He wants to create a pair of $15 million funds — one to assist manufacturers, the other to help small business. And Emanuel promised to modernize Chicago’s Regional Port District, eliminate the $4-a-month employee head tax and overhaul job training programs to establish “clear performance metrics and direct links to real jobs, employers and future job growth.”
Daley’s final budget was balanced without raising taxes with a trick bag of one-shot revenues that included draining all but $76 million from the 75-year, $1.15 billion deal that privatized Chicago parking meters.
The city’s finances are so precarious, the Daley administration is borrowing $254 million to cover back pay raises long anticipated for police officers and firefighters.
Emanuel has encountered strong opposition from organized labor for suggesting that benefits of existing employees would have to be cut to help solve the city’s pension crisis.

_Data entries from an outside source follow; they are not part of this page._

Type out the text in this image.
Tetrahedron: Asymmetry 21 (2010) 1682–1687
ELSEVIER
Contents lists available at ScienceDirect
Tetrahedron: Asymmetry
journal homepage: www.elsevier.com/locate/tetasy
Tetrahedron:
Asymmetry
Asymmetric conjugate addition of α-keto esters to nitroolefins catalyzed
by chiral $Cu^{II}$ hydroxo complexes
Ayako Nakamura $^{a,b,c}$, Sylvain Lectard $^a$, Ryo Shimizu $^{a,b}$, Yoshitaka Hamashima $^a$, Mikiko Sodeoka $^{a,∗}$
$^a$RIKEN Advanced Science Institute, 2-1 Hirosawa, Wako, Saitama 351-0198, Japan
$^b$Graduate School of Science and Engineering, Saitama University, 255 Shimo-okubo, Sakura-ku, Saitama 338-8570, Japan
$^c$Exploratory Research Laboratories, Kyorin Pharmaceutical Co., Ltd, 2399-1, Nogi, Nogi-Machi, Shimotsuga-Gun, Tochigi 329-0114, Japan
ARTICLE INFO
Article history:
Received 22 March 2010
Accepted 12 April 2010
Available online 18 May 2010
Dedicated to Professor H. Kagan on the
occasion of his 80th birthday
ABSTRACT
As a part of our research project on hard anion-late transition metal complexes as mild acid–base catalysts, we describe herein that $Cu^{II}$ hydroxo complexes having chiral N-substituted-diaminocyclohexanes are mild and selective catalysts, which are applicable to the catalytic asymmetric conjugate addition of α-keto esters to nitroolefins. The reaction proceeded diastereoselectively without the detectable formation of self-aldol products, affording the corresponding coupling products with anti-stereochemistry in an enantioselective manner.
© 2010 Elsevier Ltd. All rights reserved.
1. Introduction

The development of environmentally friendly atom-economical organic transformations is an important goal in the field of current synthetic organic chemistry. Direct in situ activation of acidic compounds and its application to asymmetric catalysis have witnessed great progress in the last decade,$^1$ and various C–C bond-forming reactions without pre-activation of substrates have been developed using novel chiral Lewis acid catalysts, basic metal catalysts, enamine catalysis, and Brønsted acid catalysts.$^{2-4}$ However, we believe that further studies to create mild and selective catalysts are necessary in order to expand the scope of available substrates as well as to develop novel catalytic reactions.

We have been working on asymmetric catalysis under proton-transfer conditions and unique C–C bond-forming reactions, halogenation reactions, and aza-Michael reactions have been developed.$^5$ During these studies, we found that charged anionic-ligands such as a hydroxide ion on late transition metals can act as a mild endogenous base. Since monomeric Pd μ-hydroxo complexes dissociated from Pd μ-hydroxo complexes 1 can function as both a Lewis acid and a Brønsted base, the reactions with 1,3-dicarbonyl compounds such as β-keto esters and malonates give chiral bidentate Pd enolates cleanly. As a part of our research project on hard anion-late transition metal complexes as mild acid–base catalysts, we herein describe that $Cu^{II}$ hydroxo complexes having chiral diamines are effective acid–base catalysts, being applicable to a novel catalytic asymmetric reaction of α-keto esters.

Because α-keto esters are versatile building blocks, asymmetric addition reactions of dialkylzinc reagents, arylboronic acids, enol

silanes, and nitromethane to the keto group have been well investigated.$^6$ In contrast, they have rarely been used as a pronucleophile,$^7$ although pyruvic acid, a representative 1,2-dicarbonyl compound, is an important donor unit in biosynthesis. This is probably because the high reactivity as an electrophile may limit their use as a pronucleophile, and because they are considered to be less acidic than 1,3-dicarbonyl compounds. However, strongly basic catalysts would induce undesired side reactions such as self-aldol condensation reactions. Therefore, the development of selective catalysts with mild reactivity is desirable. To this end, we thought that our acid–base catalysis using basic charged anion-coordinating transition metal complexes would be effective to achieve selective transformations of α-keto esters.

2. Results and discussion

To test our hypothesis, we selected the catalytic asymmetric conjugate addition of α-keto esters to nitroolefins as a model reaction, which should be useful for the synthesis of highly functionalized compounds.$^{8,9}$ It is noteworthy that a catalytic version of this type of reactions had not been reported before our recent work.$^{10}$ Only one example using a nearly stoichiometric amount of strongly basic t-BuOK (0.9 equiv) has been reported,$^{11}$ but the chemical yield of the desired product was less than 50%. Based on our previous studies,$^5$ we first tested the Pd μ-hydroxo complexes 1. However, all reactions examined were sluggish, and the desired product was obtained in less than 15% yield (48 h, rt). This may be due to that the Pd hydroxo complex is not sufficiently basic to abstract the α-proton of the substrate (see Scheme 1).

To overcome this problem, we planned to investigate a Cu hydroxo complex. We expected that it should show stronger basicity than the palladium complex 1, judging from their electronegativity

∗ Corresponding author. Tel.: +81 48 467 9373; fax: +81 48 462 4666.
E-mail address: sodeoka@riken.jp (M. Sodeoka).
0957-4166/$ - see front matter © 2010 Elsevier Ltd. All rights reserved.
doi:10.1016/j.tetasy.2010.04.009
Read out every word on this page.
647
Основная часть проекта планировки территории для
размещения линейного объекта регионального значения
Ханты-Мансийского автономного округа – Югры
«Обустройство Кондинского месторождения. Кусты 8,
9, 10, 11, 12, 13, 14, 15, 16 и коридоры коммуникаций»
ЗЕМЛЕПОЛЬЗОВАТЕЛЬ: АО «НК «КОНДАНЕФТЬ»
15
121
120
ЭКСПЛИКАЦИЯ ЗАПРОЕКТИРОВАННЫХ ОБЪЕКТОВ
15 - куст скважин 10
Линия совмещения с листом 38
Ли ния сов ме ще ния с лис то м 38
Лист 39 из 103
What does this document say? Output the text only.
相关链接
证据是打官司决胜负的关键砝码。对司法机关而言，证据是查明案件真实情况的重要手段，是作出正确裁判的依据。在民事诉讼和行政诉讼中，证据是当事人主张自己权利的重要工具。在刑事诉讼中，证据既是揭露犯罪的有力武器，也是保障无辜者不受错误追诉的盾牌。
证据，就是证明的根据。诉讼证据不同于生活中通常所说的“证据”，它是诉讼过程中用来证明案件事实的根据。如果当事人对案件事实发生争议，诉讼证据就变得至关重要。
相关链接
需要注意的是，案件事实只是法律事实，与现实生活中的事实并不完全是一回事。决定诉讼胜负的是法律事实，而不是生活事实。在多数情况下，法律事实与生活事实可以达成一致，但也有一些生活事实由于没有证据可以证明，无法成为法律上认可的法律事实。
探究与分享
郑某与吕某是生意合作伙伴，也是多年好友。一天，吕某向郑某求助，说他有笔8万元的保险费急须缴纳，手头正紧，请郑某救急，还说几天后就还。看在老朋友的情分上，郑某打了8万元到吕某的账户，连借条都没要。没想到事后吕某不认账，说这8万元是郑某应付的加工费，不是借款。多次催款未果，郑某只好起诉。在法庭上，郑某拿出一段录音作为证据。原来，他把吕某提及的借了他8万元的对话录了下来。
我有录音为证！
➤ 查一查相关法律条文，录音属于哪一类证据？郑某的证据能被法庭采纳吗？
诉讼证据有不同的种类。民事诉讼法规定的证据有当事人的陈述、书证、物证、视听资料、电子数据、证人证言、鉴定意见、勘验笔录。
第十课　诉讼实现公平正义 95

On Tuesday, he soft-pedaled those remarks, saying only that he would work with organized labor to craft a solution that includes shared sacrifice.
“There’s two options if you do nothing: Within the decade, the pensions begin to run out of money and can’t pay their obligations. Or you have to raise property taxes by 90 percent — and I won’t do that,” Emanuel said.
“So, you have to come from a cooperative basis. ... One, I want to preserve the pensions. Two, we’re gonna do this on a cooperative basis. ... Collective. You do it together.”